Trying out initramfs with selinux and grsec


Sven Vermeulen Sun 15 January 2012

I'm no fan of initramfs. All my systems boot up just fine without it, so I often see it as an additional layer of obfuscation. But there are definitely cases where initramfs is needed, and from the looks of it, we might be needing to push out some documentation and support for initramfs. Since my primary focus is to look at a hardened system, I started playing with initramfs together with Gentoo Hardened, grSecurity and SELinux. And what a challenge it was...

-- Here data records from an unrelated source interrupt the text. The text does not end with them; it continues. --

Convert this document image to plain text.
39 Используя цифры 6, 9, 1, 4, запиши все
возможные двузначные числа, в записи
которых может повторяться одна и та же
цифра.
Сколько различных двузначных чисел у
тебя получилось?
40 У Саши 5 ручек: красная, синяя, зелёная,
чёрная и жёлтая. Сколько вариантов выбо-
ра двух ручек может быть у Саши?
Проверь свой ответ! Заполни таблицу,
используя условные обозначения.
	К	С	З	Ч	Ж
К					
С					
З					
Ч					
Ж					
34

But first, a quick introduction to initramfs. The Linux kernel supports initrd images for quite some time. These images are best seen as loopback-mountable images containing a whole file system that the Linux kernel boots as the root device. On this initrd image, a set of tools and scripts then prepare the system and finally switch towards the real root device. The initrd feature was often used when the root device is a network-mounted location or on a file system that requires additional activities (like an encrypted file system or even on LVM. But it also had some difficulties with it.

Using a loopback-mountable image means that this is seen as a full device (with file system on it), so the Linux kernel also tries caching the files on it, which leads to some unwanted memory consumption. It is a static environment, so it is hard to grow or shrink it. Every time an administrator creates an initrd, he needs to carefully design (capacity-wise) the environment not to request too much or too little memory.

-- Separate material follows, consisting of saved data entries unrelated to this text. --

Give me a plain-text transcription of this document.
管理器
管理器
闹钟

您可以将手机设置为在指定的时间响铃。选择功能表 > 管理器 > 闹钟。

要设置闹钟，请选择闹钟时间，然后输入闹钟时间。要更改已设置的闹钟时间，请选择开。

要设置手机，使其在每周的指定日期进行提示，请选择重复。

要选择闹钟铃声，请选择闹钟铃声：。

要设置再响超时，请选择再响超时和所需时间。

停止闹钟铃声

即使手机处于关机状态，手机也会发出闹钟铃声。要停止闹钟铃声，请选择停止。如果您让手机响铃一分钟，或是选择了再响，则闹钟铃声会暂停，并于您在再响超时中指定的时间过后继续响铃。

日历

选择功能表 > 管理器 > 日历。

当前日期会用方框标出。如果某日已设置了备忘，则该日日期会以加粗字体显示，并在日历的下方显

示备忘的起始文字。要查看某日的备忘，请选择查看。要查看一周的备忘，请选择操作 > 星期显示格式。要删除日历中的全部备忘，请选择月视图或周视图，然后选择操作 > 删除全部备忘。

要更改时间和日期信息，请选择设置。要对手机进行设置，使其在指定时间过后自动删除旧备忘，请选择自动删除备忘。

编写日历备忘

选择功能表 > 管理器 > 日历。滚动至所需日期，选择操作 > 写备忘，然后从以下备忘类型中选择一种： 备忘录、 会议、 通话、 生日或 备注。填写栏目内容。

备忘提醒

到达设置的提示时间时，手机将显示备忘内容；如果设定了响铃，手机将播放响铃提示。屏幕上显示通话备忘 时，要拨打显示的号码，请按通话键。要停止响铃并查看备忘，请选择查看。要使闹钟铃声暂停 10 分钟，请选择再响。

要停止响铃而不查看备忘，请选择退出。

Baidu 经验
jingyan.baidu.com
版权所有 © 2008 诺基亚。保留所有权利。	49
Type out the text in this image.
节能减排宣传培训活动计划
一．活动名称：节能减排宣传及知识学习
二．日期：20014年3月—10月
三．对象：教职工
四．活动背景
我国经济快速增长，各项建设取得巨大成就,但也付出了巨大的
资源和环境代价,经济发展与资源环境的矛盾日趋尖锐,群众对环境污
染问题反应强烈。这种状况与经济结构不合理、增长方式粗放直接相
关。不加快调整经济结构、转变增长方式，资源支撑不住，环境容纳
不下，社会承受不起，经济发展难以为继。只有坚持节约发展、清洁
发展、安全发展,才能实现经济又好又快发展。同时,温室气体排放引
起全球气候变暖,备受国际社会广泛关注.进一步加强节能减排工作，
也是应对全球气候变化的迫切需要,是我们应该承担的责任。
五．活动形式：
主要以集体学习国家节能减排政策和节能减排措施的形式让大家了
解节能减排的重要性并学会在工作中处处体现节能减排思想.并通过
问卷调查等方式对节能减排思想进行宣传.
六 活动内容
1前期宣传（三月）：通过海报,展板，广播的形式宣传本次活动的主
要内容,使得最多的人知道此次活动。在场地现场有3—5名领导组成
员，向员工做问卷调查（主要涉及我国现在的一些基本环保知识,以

Enter initramfs. The concept is similar: an environment that the Linux kernel boots as a root device which is used to prepare for booting further from the real root file systems. But it uses a different approach. First of all, it is no longer a loopback-mountable image, but a cpio archive that is used on a tmpfs file system. Unlike initrd, tmpfs can grow or shrink as necessary, so the administrator doesn't need to plan the capacity of the image. And because it is a tmpfs file system, the Linux kernel doesn't try to cache the files in memory (as it knows they already are in memory).

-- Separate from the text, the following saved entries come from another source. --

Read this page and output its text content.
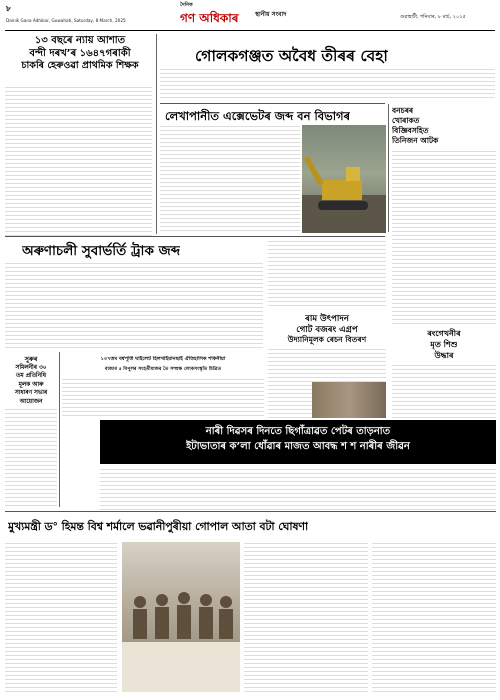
৮
Dainik Gana Adhikar, Guwahati, Saturday, 8 March, 2025
দৈনিক
গণ অধিকাৰ	স্থানীয় সংবাদ	গুৱাহাটী, শনিবাৰ, ৮ মাৰ্চ, ২০২৫
১৩ বছৰে ন্যায় আশাত
বন্দী দৰখ’ৰ ১৬৪৭গৰাকী
চাকৰি হেৰুওৱা প্ৰাথমিক শিক্ষক
গোলকগঞ্জত অবৈধ তীৰৰ বেহা
লেখাপানীত এক্সেভেটৰ জব্দ বন বিভাগৰ	বনচৰৰ
খোৰাকত
বিজ্ঞিবসহিত
তিনিজন আটক
অৰুণাচলী সুবাৰ্ভৰ্তি ট্ৰাক জব্দ
ৰাম উৎপাদন
গোট বজৰং এগ্ৰপ
উদ্যানিমূলক ৰেচন বিতৰণ
ৰংগেখনীৰ
মৃত শিশু
উদ্ধাৰ
সুৰুৰ
সমিলনীৰ ৩০
তম প্ৰতিনিধি
মূলক আৰু
সাধাৰণ সভাৰ
আয়োজন
১৩৭তম বৰ্ষপূৰ্তি ঘাইলেট হিলখাইয়ানছাই ঐতিহাসিক শকিনীয়া
ব্যজাৰ ৫ বিপুলৰ সংহৰ্তীমাজৰ তৈ সম্প্ৰক্ষ লোকসংস্কৃতি চিত্ৰিত
নাৰী দিৱসৰ দিনতে ছিগাঁত্ৰাৱত পেটৰ তাড়নাত
ইটাভাতাৰ ক’লা ধোঁৱাৰ মাজত আবদ্ধ শ শ নাৰীৰ জীৱন
মুখ্যমন্ত্ৰী ড° হিমন্ত বিশ্ব শৰ্মালে ভৱানীপুৰীয়া গোপাল আতা বটা ঘোষণা
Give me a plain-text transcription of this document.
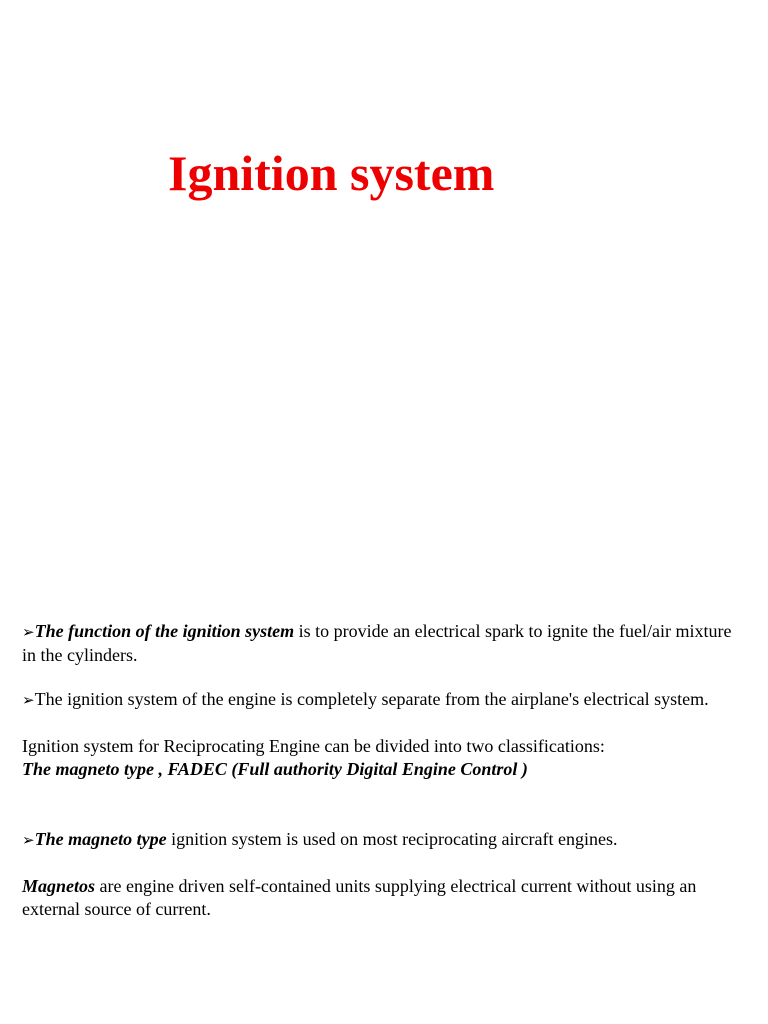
Ignition system

➢The function of the ignition system is to provide an electrical spark to ignite the fuel/air mixture in the cylinders.

➢The ignition system of the engine is completely separate from the airplane's electrical system.

Ignition system for Reciprocating Engine can be divided into two classifications:
The magneto type , FADEC (Full authority Digital Engine Control )

➢The magneto type ignition system is used on most reciprocating aircraft engines.

Magnetos are engine driven self-contained units supplying electrical current without using an external source of current.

There are undoubtedly more advantages to initramfs, but let's stick to the primary objective of this post: talk about its implementation on a hardened system.

I started playing with dracut, a tool to create initramfs archives which is seen as a widely popular implementation (and suggested on the gentoo development mailinglist). It uses a simple, modular approach to building initramfs archives. It has a base, which includes a small init script and some device handling (based on udev), and modules that you can add depending on your situation (such as adding support for RAID devices, LVM, NFS mounted file systems etc.)

On a SELinux system (using a strict policy, enforcing mode) running dracut in the sysadm_t domain doesn't work, so I had to create a dracut_t domain (which has been pushed to the Portage tree yesterday). But other than that, it is for me sufficient to call dracut to create an initramfs:

# dracut -f "" 3.1.6-hardened

My grub then has an additional set of lines like so:

title Gentoo Linux Hardened (initramfs)
root (hd0,0)
kernel /boot/vmlinuz-3.1.6-hardened root=/dev/vda1 console=ttyS0 console=tty0
initrd /boot/initramfs-3.1.6-hardened.img

Sadly, the bugger didn't boot. The first problem I hit was that the Linux kernel I boot has chroot restrictions in it (grSecurity). These restrictions further tighten chroot environments so that it is much more difficult to "escape" a chroot. But dracut, and probably all others, use chroot to further prepare the bootup and eventually switch to the chrooted environment to boot up further. Having the chroot restrictions enabled effectively means that I cannot use initramfs environments. To work around, I enabled sysctl support for all the chroot restrictions and made sure that their default behavior is to be disabled. Then, when the system boots up, it enables the restrictions later in the boot process (through the sysctl.conf settings) and then locks these settings (thanks to grSecurity's grsec_lock feature) so that they cannot be disabled anymore later.

But no, I did get further, up to the point that either the openrc init is called (which tries to load in the SELinux policy and then breaks) or that the initramfs tries to load the SELinux policy - and then breaks. The problem here is that there is too much happening before the SELinux policy is loaded. Files are created (such as device files) or manipulated, chroots are prepared, udev is (temporarily) ran, mounts are created, ... all before a SELinux policy is loaded. As a result, the files on the system have incorrect contexts and the moment the SELinux policy is loaded, the processes get denied all access and other privileges they want against these (wrongly) labeled files. And since after loading the SELinux policy, the process runs in kernel_t domain, it doesn't have the privileges to relabel the entire system, let alone call commands.

This is currently where I'm stuck. I can get the thing boot up, if you temporarily work in permissive mode. When the openrc init is eventually called, things proceed as usual and the moment udev is started (again, now from the openrc init) it is possible to switch to enforcing mode. All processes are running by then in the correct domain and there do not seem to be any files left with wrong contexts (since the initramfs is not reachable anymore and the device files in /dev are now set again by udev which is SELinux aware.

But if you want to boot up in enforcing straight away, there are still things to investigate. I think I'll need to put the policy in the initramfs as well (which has the huge downside that every update on the policy requires a rebuild of the initramfs as well). In that case I can load the policy early up the chain and have the initramfs work further running in an enforced situation. Or I completely regard the initramfs as an "always trusted" environment and wait for openrc's init to load the SELinux policy. In that case, I need to find a way to relabel the (temporarily created) /dev entries (like console, kmsg, ...) before the policy is loaded.

Definitely to be continued...